Find the sum of the power series $\sum\limits_{n=1}^\infty \frac{(n+2)!}{(2!)(n!)}x^n$

Find the sum of the power series $\sum\limits_{n=1}^\infty \frac{(n+2)!}{(2!)(n!)}x^n$

frist I use $$\sum_{n=1}^\infty x^n = \frac{x}{1-x}$$

and multiple two side by $x^2$

can get $$\sum_{n=1}^\infty x^{n+2} = \frac{x^3}{1-x}$$

then diff each side two times

we can obtain $$\sum_{n=1}^\infty (n+1)(n+2)x^n= \frac{2x^3-6x^2+6x}{(1-x)^3}$$

but not the solution $=\frac{1}{(1-x)^3}$

• use Newton's binomial theorem – user379195 May 11 '17 at 16:58
• the result should be $$-\frac{x \left(x^2-3 x+3\right)}{(x-1)^3}$$ – Dr.

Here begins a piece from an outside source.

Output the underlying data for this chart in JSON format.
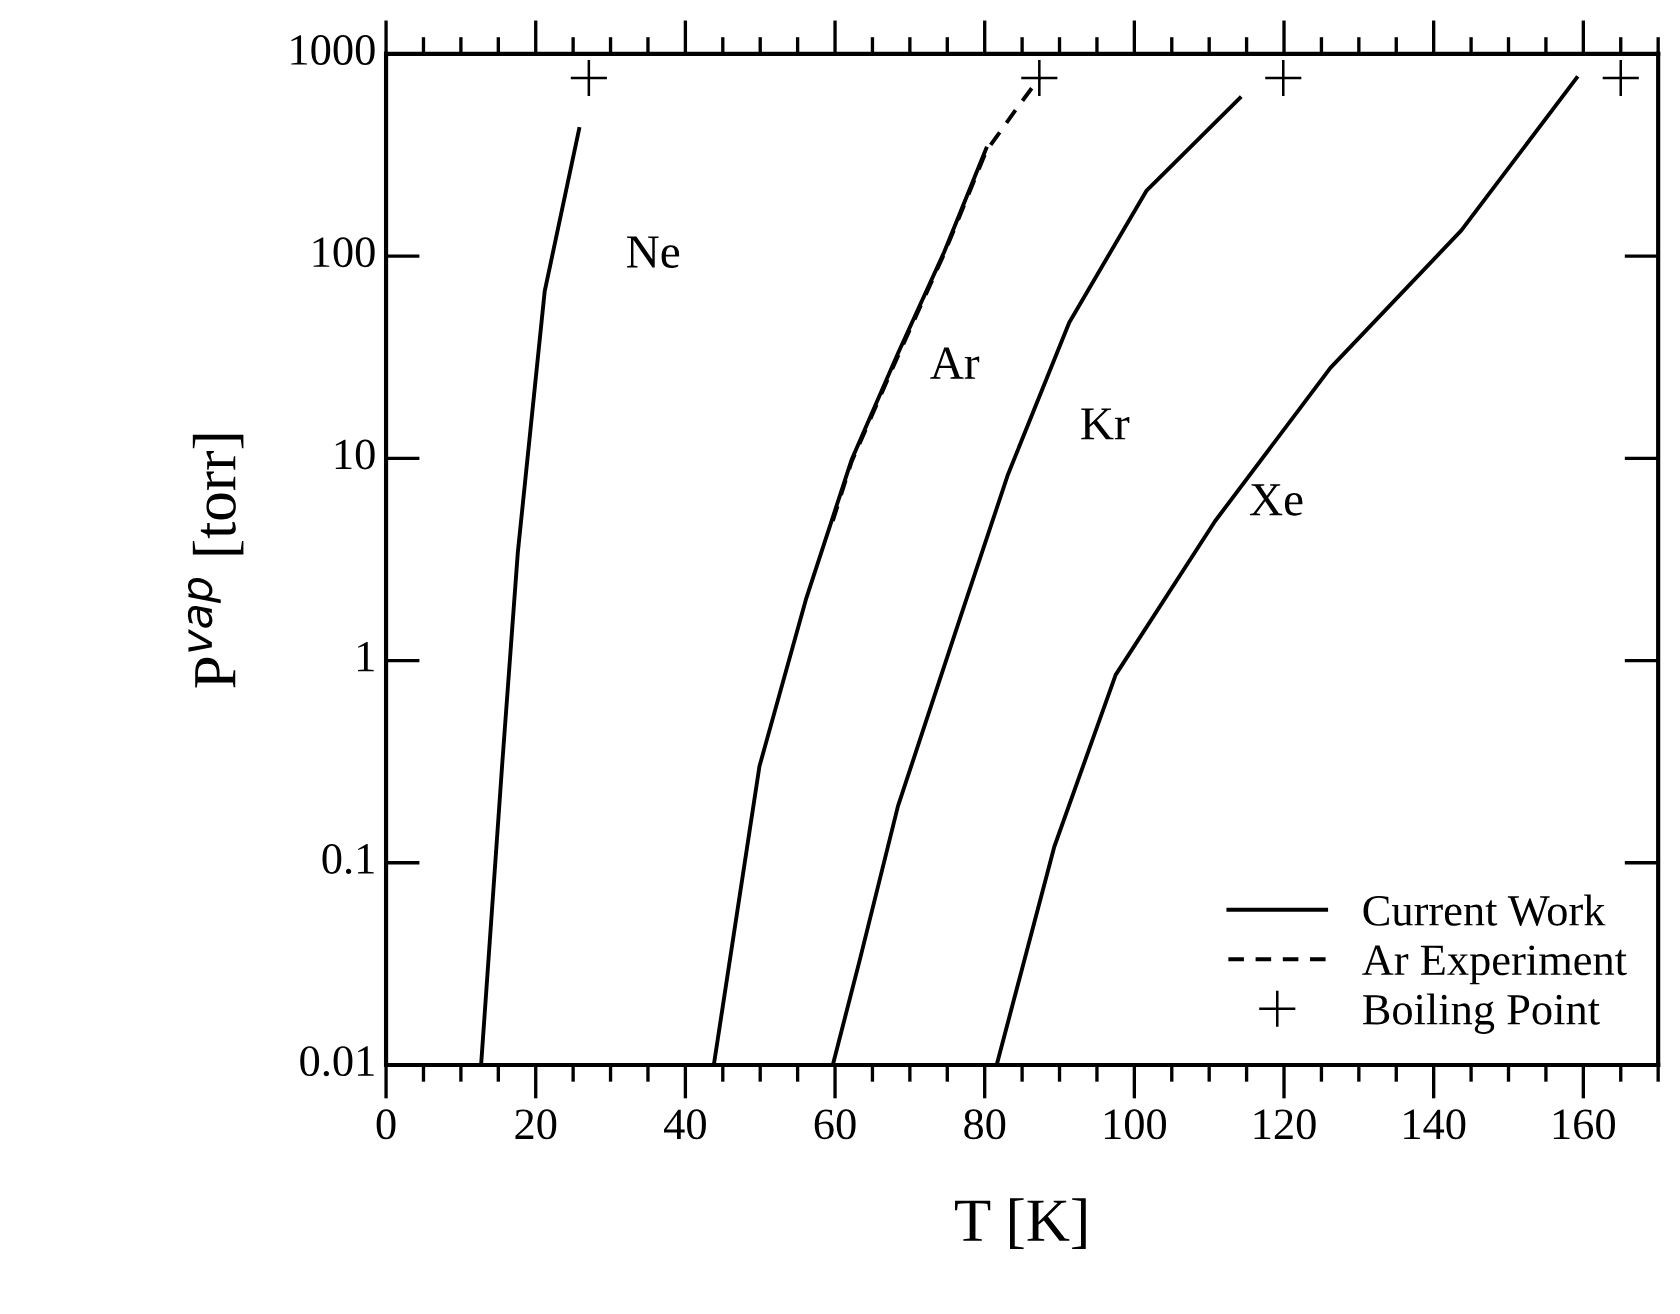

Sonnhard Graubner May 11 '17 at 17:03
• You should be using $\sum_{n=0}^{\infty}x^{n+2}=\frac{x^2}{(1-x)}$ then differentiate and which will get you $\frac{2x-x^2}{(1-x)^2}=n+2 \sum_{n=0}^{\infty}x^{n+1}$ then differentiate again and you'll get your final answer by finally diving by 2. – Iti Shree May 11 '17 at 17:06
• thanks,I found that this question is wrong, n is start from zero. – Andrew Hung May 11 '17 at 17:27

$\begin{array}\\ \sum\limits_{n=0}^\infty \frac{(n+2)!}{(2!)(n!)}x^n &=\sum\limits_{n=0}^\infty \binom{n+2}{2}x^n\\ &=\frac1{x^2}(1-x)^{-3}\\ \end{array}$
by the generalized binomial theorem (since $\binom{-n}{k} =(-1)^n \binom{n+k-1}{k}$).